What is new – though somehow it seems kind of ho-hum already, such is the speed with which we adjust to revolutionary events – is how far such old-style hyperlocal reportage can now reach: as far as the internet can travel. So that a cast-off approach to message is now being resurrected and transformed by its new medium, the cloud.
Here on the island we have plenty of access to national and international news and we are saving all kinds of trees in the process. Though funnily enough, now that we heat entirely with wood we actually need newspapers to start our fire in the morning. And here’s where it gets complicated, since saving trees means that we are also contributing to the current painful retrenchment of local pulp mills and to the decline of the very newspapers that we can read so conveniently online. This is one of many instances in which The Simple Life crashes into The Law of Unintended Consequences.
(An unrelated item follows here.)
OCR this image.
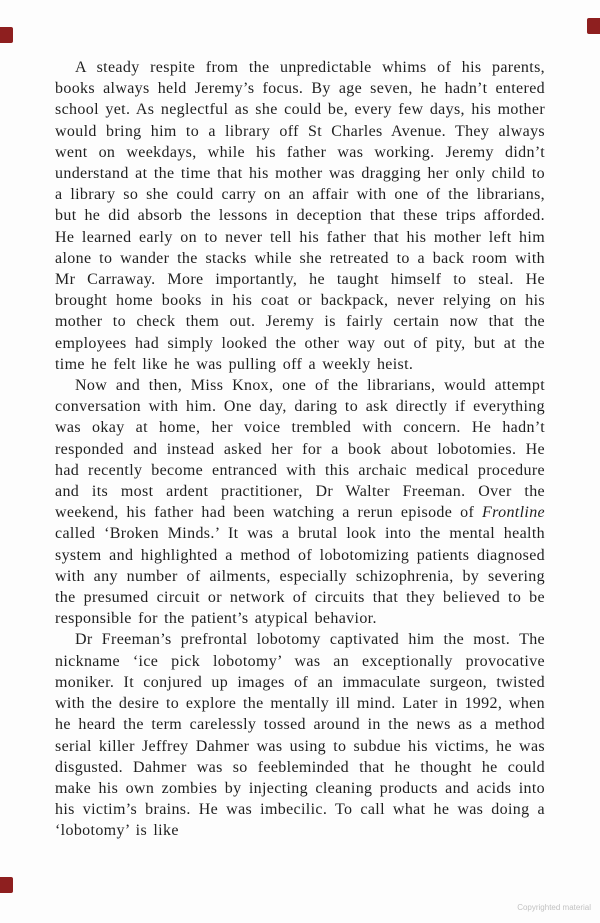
A steady respite from the unpredictable whims of his parents, books always held Jeremy’s focus. By age seven, he hadn’t entered school yet. As neglectful as she could be, every few days, his mother would bring him to a library off St Charles Avenue. They always went on weekdays, while his father was working. Jeremy didn’t understand at the time that his mother was dragging her only child to a library so she could carry on an affair with one of the librarians, but he did absorb the lessons in deception that these trips afforded. He learned early on to never tell his father that his mother left him alone to wander the stacks while she retreated to a back room with Mr Carraway. More importantly, he taught himself to steal. He brought home books in his coat or backpack, never relying on his mother to check them out. Jeremy is fairly certain now that the employees had simply looked the other way out of pity, but at the time he felt like he was pulling off a weekly heist.

Now and then, Miss Knox, one of the librarians, would attempt conversation with him. One day, daring to ask directly if everything was okay at home, her voice trembled with concern. He hadn’t responded and instead asked her for a book about lobotomies. He had recently become entranced with this archaic medical procedure and its most ardent practitioner, Dr Walter Freeman. Over the weekend, his father had been watching a rerun episode of Frontline called ‘Broken Minds.’ It was a brutal look into the mental health system and highlighted a method of lobotomizing patients diagnosed with any number of ailments, especially schizophrenia, by severing the presumed circuit or network of circuits that they believed to be responsible for the patient’s atypical behavior.

Dr Freeman’s prefrontal lobotomy captivated him the most. The nickname ‘ice pick lobotomy’ was an exceptionally provocative moniker. It conjured up images of an immaculate surgeon, twisted with the desire to explore the mentally ill mind. Later in 1992, when he heard the term carelessly tossed around in the news as a method serial killer Jeffrey Dahmer was using to subdue his victims, he was disgusted. Dahmer was so feebleminded that he thought he could make his own zombies by injecting cleaning products and acids into his victim’s brains. He was imbecilic. To call what he was doing a ‘lobotomy’ is like

Copyrighted material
But increasingly I realize that the news I read in other sources doesn’t get to the important stuff. It doesn’t tell me who visited the lighthouse last weekend, or how Lyndon is recuperating from his accident. It doesn’t track the hummingbirds’ northward migration, so I’ll know when I can begin looking out for them, or report on how the rhubarb is doing in various competitive patches across the harbour. It’s like being able to zoom into the highest level of magnification on Google Earth. I want to know as much as I can about this small place which is so insignificant when seen from a larger perspective yet up close teems with interest and meaning, like every other small place in the big wide world.